Boupda founded his now famous fintech company, Diool, in a bid to counter cash flow problems in his home country, Cameroon.
However, what started as a simple alternative means of payment for the Cameroonian people has seemingly grown beyond expectations, raising millions of dollars in the process.
According to Face2Faceafrica, Diool recently signed over 2,000 merchants who have performed transactions worth at least $120 million.
“Diool is a digital platform whose aim is to allow merchants to pay their suppliers or to be paid by their customers whatever the means of payment used by the latter,” Boupda said.
Interestingly, Boupda’s reason for founding Diool was out of his frustration of having to always carry large amounts of cash in Cameroon. He recounted how frustrated he got whenever he visited Cameroon from Europe.
While Europe was a relatively cashless society, Boupda had to return to Cameroon where he found vendors who preferred to be paid with cash.

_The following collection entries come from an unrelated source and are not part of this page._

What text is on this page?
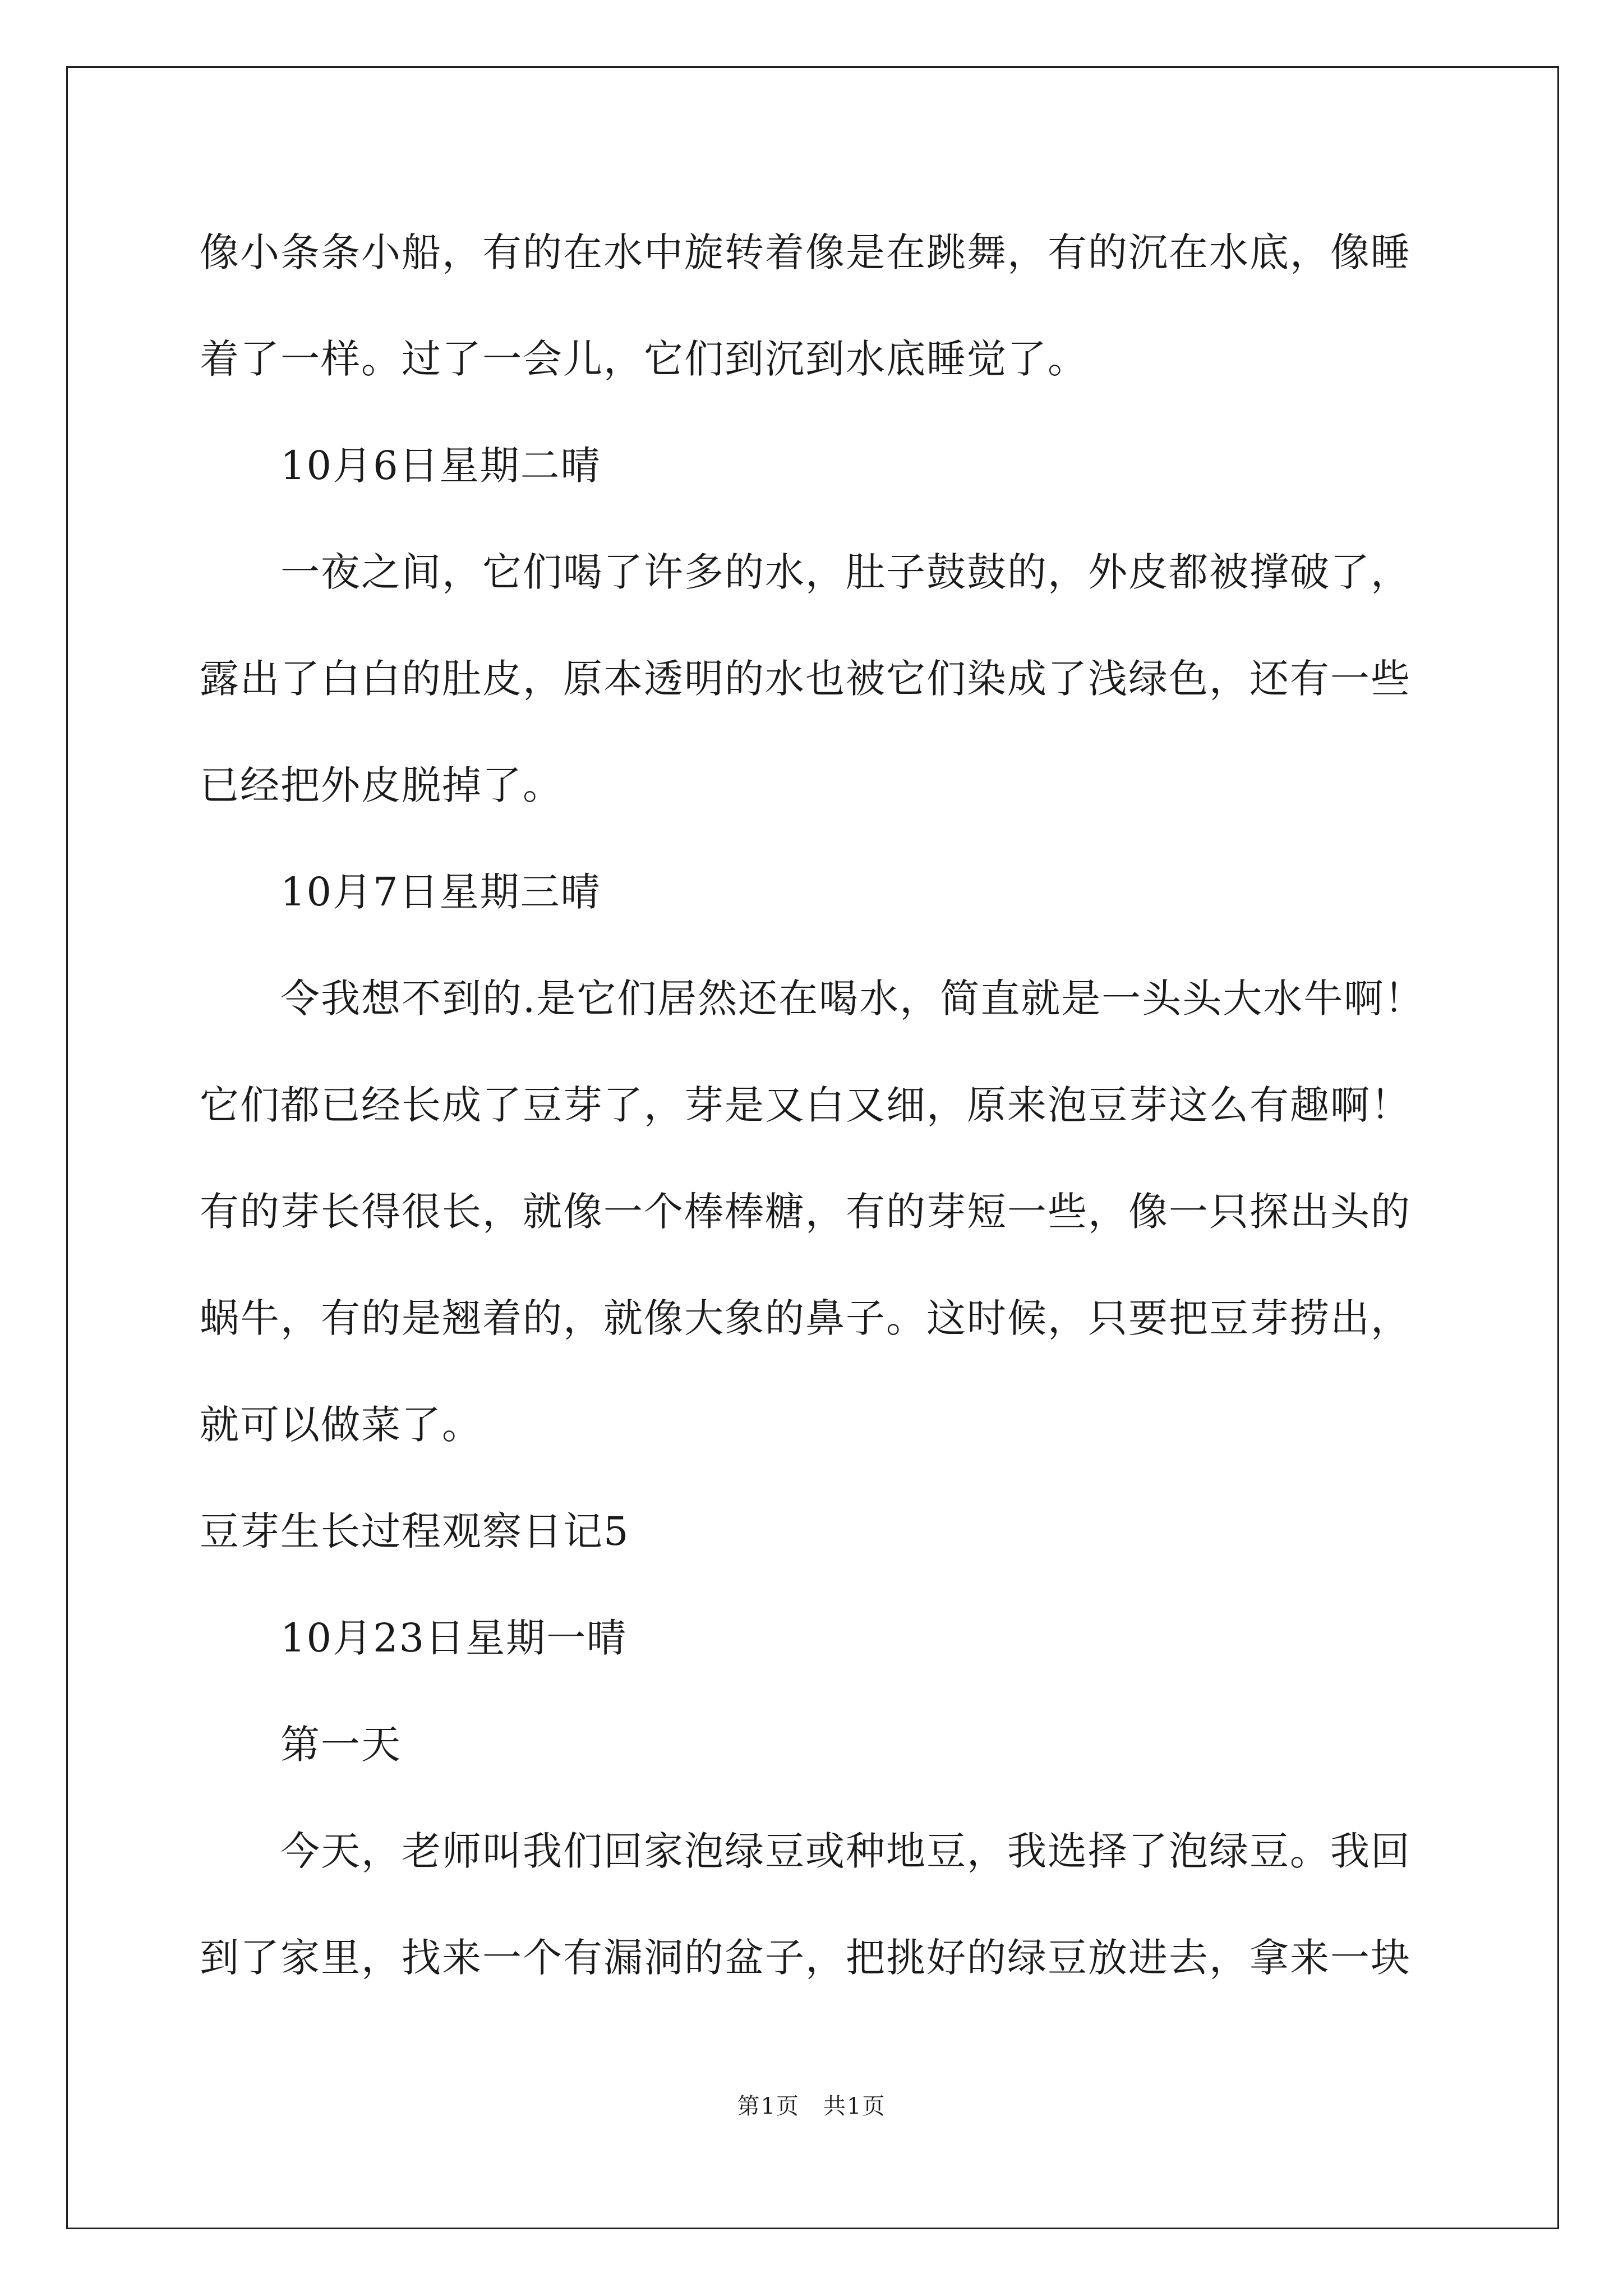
像小条条小船，有的在水中旋转着像是在跳舞，有的沉在水底，像睡
着了一样。过了一会儿，它们到沉到水底睡觉了。
10月6日星期二晴
一夜之间，它们喝了许多的水，肚子鼓鼓的，外皮都被撑破了，
露出了白白的肚皮，原本透明的水也被它们染成了浅绿色，还有一些
已经把外皮脱掉了。
10月7日星期三晴
令我想不到的.是它们居然还在喝水，简直就是一头头大水牛啊！
它们都已经长成了豆芽了，芽是又白又细，原来泡豆芽这么有趣啊！
有的芽长得很长，就像一个棒棒糖，有的芽短一些，像一只探出头的
蜗牛，有的是翘着的，就像大象的鼻子。这时候，只要把豆芽捞出，
就可以做菜了。
豆芽生长过程观察日记5
10月23日星期一晴
第一天
今天，老师叫我们回家泡绿豆或种地豆，我选择了泡绿豆。我回
到了家里，找来一个有漏洞的盆子，把挑好的绿豆放进去，拿来一块
第1页 共1页
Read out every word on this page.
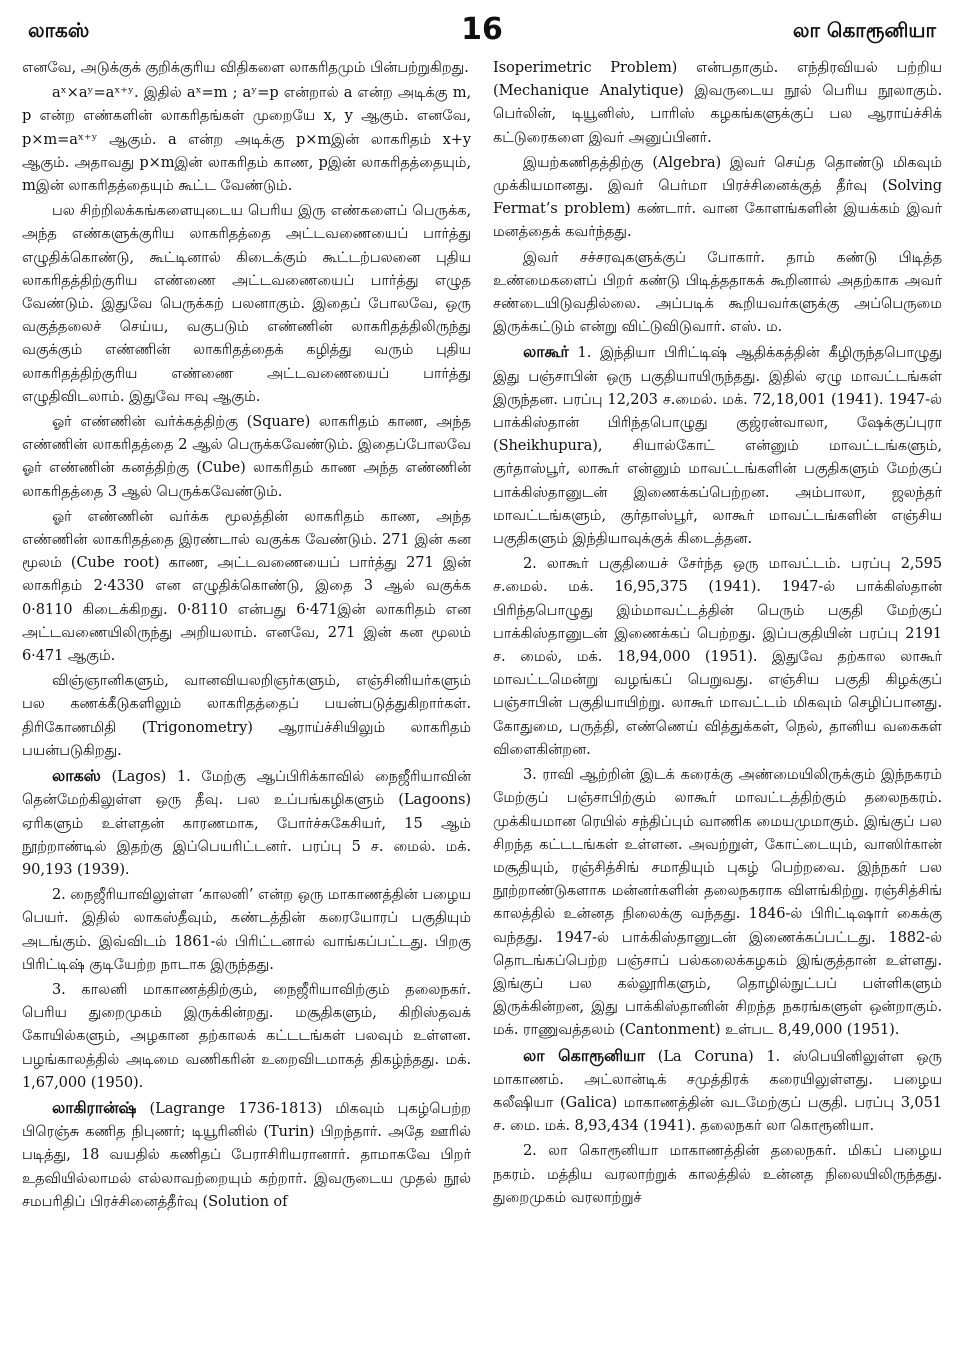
லாகஸ்	16	லா கொரூனியா

எனவே, அடுக்குக் குறிக்குரிய விதிகளை லாகரிதமும் பின்பற்றுகிறது.

aˣ×aʸ=aˣ⁺ʸ. இதில் aˣ=m ; aʸ=p என்றால் a என்ற அடிக்கு m, p என்ற எண்களின் லாகரிதங்கள் முறையே x, y ஆகும். எனவே, p×m=aˣ⁺ʸ ஆகும். a என்ற அடிக்கு p×mஇன் லாகரிதம் x+y ஆகும். அதாவது p×mஇன் லாகரிதம் காண, pஇன் லாகரிதத்தையும், mஇன் லாகரிதத்தையும் கூட்ட வேண்டும்.

பல சிற்றிலக்கங்களையுடைய பெரிய இரு எண்களைப் பெருக்க, அந்த எண்களுக்குரிய லாகரிதத்தை அட்டவணையைப் பார்த்து எழுதிக்கொண்டு, கூட்டினால் கிடைக்கும் கூட்டற்பலனை புதிய லாகரிதத்திற்குரிய எண்ணை அட்டவணையைப் பார்த்து எழுத வேண்டும். இதுவே பெருக்கற் பலனாகும். இதைப் போலவே, ஒரு வகுத்தலைச் செய்ய, வகுபடும் எண்ணின் லாகரிதத்திலிருந்து வகுக்கும் எண்ணின் லாகரிதத்தைக் கழித்து வரும் புதிய லாகரிதத்திற்குரிய எண்ணை அட்டவணையைப் பார்த்து எழுதிவிடலாம். இதுவே ஈவு ஆகும்.

ஓர் எண்ணின் வர்க்கத்திற்கு (Square) லாகரிதம் காண, அந்த எண்ணின் லாகரிதத்தை 2 ஆல் பெருக்கவேண்டும். இதைப்போலவே ஓர் எண்ணின் கனத்திற்கு (Cube) லாகரிதம் காண அந்த எண்ணின் லாகரிதத்தை 3 ஆல் பெருக்கவேண்டும்.

ஓர் எண்ணின் வர்க்க மூலத்தின் லாகரிதம் காண, அந்த எண்ணின் லாகரிதத்தை இரண்டால் வகுக்க வேண்டும். 271 இன் கன மூலம் (Cube root) காண, அட்டவணையைப் பார்த்து 271 இன் லாகரிதம் 2·4330 என எழுதிக்கொண்டு, இதை 3 ஆல் வகுக்க 0·8110 கிடைக்கிறது. 0·8110 என்பது 6·471இன் லாகரிதம் என அட்டவணையிலிருந்து அறியலாம். எனவே, 271 இன் கன மூலம் 6·471 ஆகும்.

விஞ்ஞானிகளும், வானவியலறிஞர்களும், எஞ்சினியர்களும் பல கணக்கீடுகளிலும் லாகரிதத்தைப் பயன்படுத்துகிறார்கள். திரிகோணமிதி (Trigonometry) ஆராய்ச்சியிலும் லாகரிதம் பயன்படுகிறது.

லாகஸ் (Lagos) 1. மேற்கு ஆப்பிரிக்காவில் நைஜீரியாவின் தென்மேற்கிலுள்ள ஒரு தீவு. பல உப்பங்கழிகளும் (Lagoons) ஏரிகளும் உள்ளதன் காரணமாக, போர்ச்சுகேசியர், 15 ஆம் நூற்றாண்டில் இதற்கு இப்பெயரிட்டனர். பரப்பு 5 ச. மைல். மக். 90,193 (1939).

2. நைஜீரியாவிலுள்ள ‘காலனி’ என்ற ஒரு மாகாணத்தின் பழைய பெயர். இதில் லாகஸ்தீவும், கண்டத்தின் கரையோரப் பகுதியும் அடங்கும். இவ்விடம் 1861-ல் பிரிட்டனால் வாங்கப்பட்டது. பிறகு பிரிட்டிஷ் குடியேற்ற நாடாக இருந்தது.

3. காலனி மாகாணத்திற்கும், நைஜீரியாவிற்கும் தலைநகர். பெரிய துறைமுகம் இருக்கின்றது. மசூதிகளும், கிறிஸ்தவக் கோயில்களும், அழகான தற்காலக் கட்டடங்கள் பலவும் உள்ளன. பழங்காலத்தில் அடிமை வணிகரின் உறைவிடமாகத் திகழ்ந்தது. மக். 1,67,000 (1950).

லாகிரான்ஷ் (Lagrange 1736-1813) மிகவும் புகழ்பெற்ற பிரெஞ்சு கணித நிபுணர்; டியூரினில் (Turin) பிறந்தார். அதே ஊரில் படித்து, 18 வயதில் கணிதப் பேராசிரியரானார். தாமாகவே பிறர் உதவியில்லாமல் எல்லாவற்றையும் கற்றார். இவருடைய முதல் நூல் சமபரிதிப் பிரச்சினைத்தீர்வு (Solution of

Isoperimetric Problem) என்பதாகும். எந்திரவியல் பற்றிய (Mechanique Analytique) இவருடைய நூல் பெரிய நூலாகும். பெர்லின், டியூனிஸ், பாரிஸ் கழகங்களுக்குப் பல ஆராய்ச்சிக் கட்டுரைகளை இவர் அனுப்பினர்.

இயற்கணிதத்திற்கு (Algebra) இவர் செய்த தொண்டு மிகவும் முக்கியமானது. இவர் பெர்மா பிரச்சினைக்குத் தீர்வு (Solving Fermat’s problem) கண்டார். வான கோளங்களின் இயக்கம் இவர் மனத்தைக் கவர்ந்தது.

இவர் சச்சரவுகளுக்குப் போகார். தாம் கண்டு பிடித்த உண்மைகளைப் பிறர் கண்டு பிடித்ததாகக் கூறினால் அதற்காக அவர் சண்டையிடுவதில்லை. அப்படிக் கூறியவர்களுக்கு அப்பெருமை இருக்கட்டும் என்று விட்டுவிடுவார். எஸ். ம.

லாகூர் 1. இந்தியா பிரிட்டிஷ் ஆதிக்கத்தின் கீழிருந்தபொழுது இது பஞ்சாபின் ஒரு பகுதியாயிருந்தது. இதில் ஏழு மாவட்டங்கள் இருந்தன. பரப்பு 12,203 ச.மைல். மக். 72,18,001 (1941). 1947-ல் பாக்கிஸ்தான் பிரிந்தபொழுது குஜ்ரன்வாலா, ஷேக்குப்புரா (Sheikhupura), சியால்கோட் என்னும் மாவட்டங்களும், குர்தாஸ்பூர், லாகூர் என்னும் மாவட்டங்களின் பகுதிகளும் மேற்குப் பாக்கிஸ்தானுடன் இணைக்கப்பெற்றன. அம்பாலா, ஜலந்தர் மாவட்டங்களும், குர்தாஸ்பூர், லாகூர் மாவட்டங்களின் எஞ்சிய பகுதிகளும் இந்தியாவுக்குக் கிடைத்தன.

2. லாகூர் பகுதியைச் சேர்ந்த ஒரு மாவட்டம். பரப்பு 2,595 ச.மைல். மக். 16,95,375 (1941). 1947-ல் பாக்கிஸ்தான் பிரிந்தபொழுது இம்மாவட்டத்தின் பெரும் பகுதி மேற்குப் பாக்கிஸ்தானுடன் இணைக்கப் பெற்றது. இப்பகுதியின் பரப்பு 2191 ச. மைல், மக். 18,94,000 (1951). இதுவே தற்கால லாகூர் மாவட்டமென்று வழங்கப் பெறுவது. எஞ்சிய பகுதி கிழக்குப் பஞ்சாபின் பகுதியாயிற்று. லாகூர் மாவட்டம் மிகவும் செழிப்பானது. கோதுமை, பருத்தி, எண்ணெய் வித்துக்கள், நெல், தானிய வகைகள் விளைகின்றன.

3. ராவி ஆற்றின் இடக் கரைக்கு அண்மையிலிருக்கும் இந்நகரம் மேற்குப் பஞ்சாபிற்கும் லாகூர் மாவட்டத்திற்கும் தலைநகரம். முக்கியமான ரெயில் சந்திப்பும் வாணிக மையமுமாகும். இங்குப் பல சிறந்த கட்டடங்கள் உள்ளன. அவற்றுள், கோட்டையும், வாஸிர்கான் மசூதியும், ரஞ்சித்சிங் சமாதியும் புகழ் பெற்றவை. இந்நகர் பல நூற்றாண்டுகளாக மன்னர்களின் தலைநகராக விளங்கிற்று. ரஞ்சித்சிங் காலத்தில் உன்னத நிலைக்கு வந்தது. 1846-ல் பிரிட்டிஷார் கைக்கு வந்தது. 1947-ல் பாக்கிஸ்தானுடன் இணைக்கப்பட்டது. 1882-ல் தொடங்கப்பெற்ற பஞ்சாப் பல்கலைக்கழகம் இங்குத்தான் உள்ளது. இங்குப் பல கல்லூரிகளும், தொழில்நுட்பப் பள்ளிகளும் இருக்கின்றன, இது பாக்கிஸ்தானின் சிறந்த நகரங்களுள் ஒன்றாகும். மக். ராணுவத்தலம் (Cantonment) உள்பட 8,49,000 (1951).

லா கொரூனியா (La Coruna) 1. ஸ்பெயினிலுள்ள ஒரு மாகாணம். அட்லான்டிக் சமுத்திரக் கரையிலுள்ளது. பழைய கலீஷியா (Galica) மாகாணத்தின் வடமேற்குப் பகுதி. பரப்பு 3,051 ச. மை. மக். 8,93,434 (1941). தலைநகர் லா கொரூனியா.

2. லா கொரூனியா மாகாணத்தின் தலைநகர். மிகப் பழைய நகரம். மத்திய வரலாற்றுக் காலத்தில் உன்னத நிலையிலிருந்தது. துறைமுகம் வரலாற்றுச்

“In Europe, where I was living, there are so many means of payment – credit cards, cheques, etc. – that one can use. I rarely had an occasion to pay with cash,” Boupda said.
He explained that he found things to be different in Cameroon where “only cash payments were accepted.”
This increasing frustration and the need to find a lasting solution led Boupda to create a platform that could ease the burden of having to always carry cash in Cameroon.
Before starting his now successful fintech startup, Serge Boupda had a good job, one that afforded him a pleasant life in Europe. Regardless, he became convinced that something had to be done about the issues he encountered in Cameroon.
Serge Boupda raised $3.5 million in February 2021, indicating that his firm is indeed a success. Also worth noting is that Boupda’s Diool became the third francophone startup to raise over a million dollars in less than a year.
The tech CEO is now looking into expanding his operations to other West African countries.